Queens Social club
If you put it the wrong way, you can make something sound dry and academic, when actually it’s inspired by love.
Archie Fairhurst, known as Romare, wears his love for all to see – in fact, he takes his very name from it. Having studied African American Visual Culture at University, he had his ‘Sex Pistols moment’ when he came across the work of Romare Bearden. The African American’s collaged, cut’n’paste artworks inspired the young musician to apply a similar technique to music – an approach that was hugely fruitful, and remains central to his work today. After stints as a drummer and guitarist throughout school and university, he moved to Paris where he picked up the turntables and began mixing his own music with samples from second hand records. Romare the musician was born and the template for his debut record.

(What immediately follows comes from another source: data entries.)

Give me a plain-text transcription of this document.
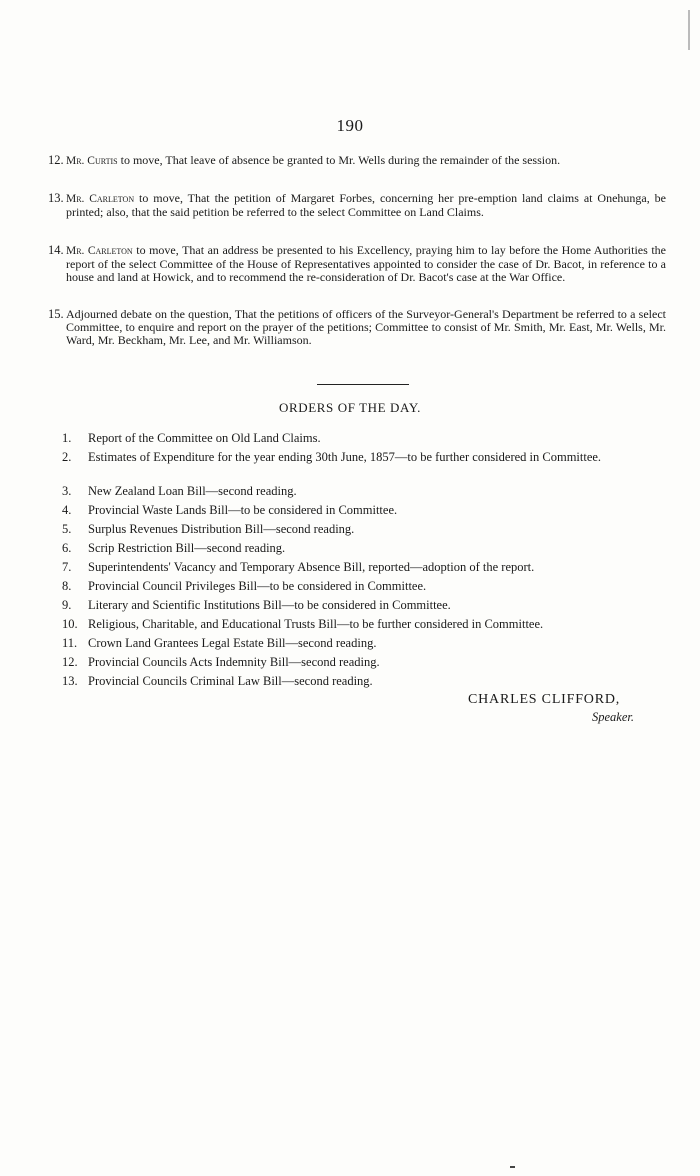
190
12. Mr. Curtis to move, That leave of absence be granted to Mr. Wells during the remainder of the session.
13. Mr. Carleton to move, That the petition of Margaret Forbes, concerning her pre-emption land claims at Onehunga, be printed; also, that the said petition be referred to the select Committee on Land Claims.
14. Mr. Carleton to move, That an address be presented to his Excellency, praying him to lay before the Home Authorities the report of the select Committee of the House of Representatives appointed to consider the case of Dr. Bacot, in reference to a house and land at Howick, and to recommend the re-consideration of Dr. Bacot's case at the War Office.
15. Adjourned debate on the question, That the petitions of officers of the Surveyor-General's Department be referred to a select Committee, to enquire and report on the prayer of the petitions; Committee to consist of Mr. Smith, Mr. East, Mr. Wells, Mr. Ward, Mr. Beckham, Mr. Lee, and Mr. Williamson.
ORDERS OF THE DAY.
1. Report of the Committee on Old Land Claims.
2. Estimates of Expenditure for the year ending 30th June, 1857—to be further considered in Committee.
3. New Zealand Loan Bill—second reading.
4. Provincial Waste Lands Bill—to be considered in Committee.
5. Surplus Revenues Distribution Bill—second reading.
6. Scrip Restriction Bill—second reading.
7. Superintendents' Vacancy and Temporary Absence Bill, reported—adoption of the report.
8. Provincial Council Privileges Bill—to be considered in Committee.
9. Literary and Scientific Institutions Bill—to be considered in Committee.
10. Religious, Charitable, and Educational Trusts Bill—to be further considered in Committee.
11. Crown Land Grantees Legal Estate Bill—second reading.
12. Provincial Councils Acts Indemnity Bill—second reading.
13. Provincial Councils Criminal Law Bill—second reading.
CHARLES CLIFFORD,
Speaker.
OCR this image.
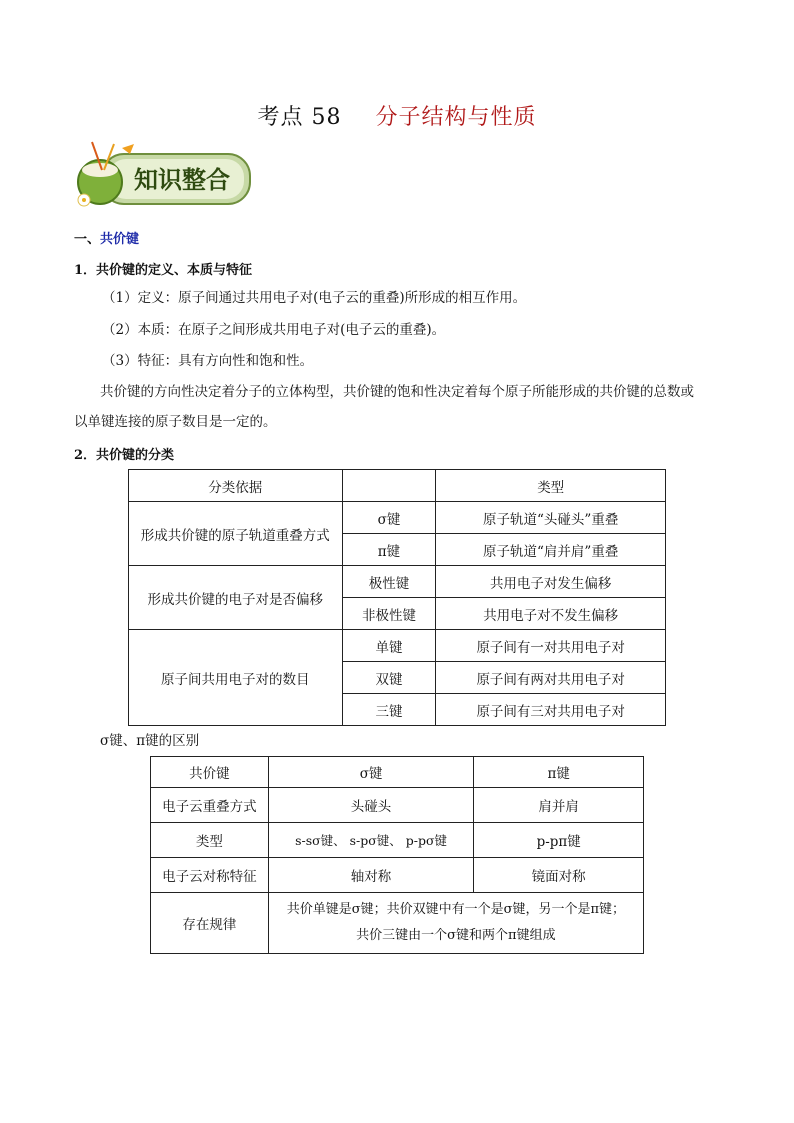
考点 58 分子结构与性质
知识整合
一、共价键
1．共价键的定义、本质与特征
（1）定义：原子间通过共用电子对(电子云的重叠)所形成的相互作用。
（2）本质：在原子之间形成共用电子对(电子云的重叠)。
（3）特征：具有方向性和饱和性。
共价键的方向性决定着分子的立体构型，共价键的饱和性决定着每个原子所能形成的共价键的总数或
以单键连接的原子数目是一定的。
2．共价键的分类
分类依据		类型
形成共价键的原子轨道重叠方式	σ键	原子轨道“头碰头”重叠
	π键	原子轨道“肩并肩”重叠
形成共价键的电子对是否偏移	极性键	共用电子对发生偏移
	非极性键	共用电子对不发生偏移
原子间共用电子对的数目	单键	原子间有一对共用电子对
	双键	原子间有两对共用电子对
	三键	原子间有三对共用电子对
σ键、π键的区别
共价键	σ键	π键
电子云重叠方式	头碰头	肩并肩
类型	s-sσ键、 s-pσ键、 p-pσ键	p-pπ键
电子云对称特征	轴对称	镜面对称
存在规律	共价单键是σ键；共价双键中有一个是σ键，另一个是π键；
共价三键由一个σ键和两个π键组成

His new album "Love Songs: Part Two” shows Romare expanding, deepening and developing his techniques. Although sampling from vinyl still plays a key role in his practice, Fairhurst has played much more of the music on this new record, from monophonic synthesisers to his grandmother’s recorder and his dad’s mandolin, with electric bass, plus a variety of guitars and keyboards taking central roles, too. His sample sources have changed a little, too, moving from the jazz and blues which distinguished “Projections” to disco and psychedelic. Indeed, the increased demand for his work as a DJ has caused him to develop his structures, allowing for more sustained builds in intensity, both within individual ‘songs’ and across the album as a whole.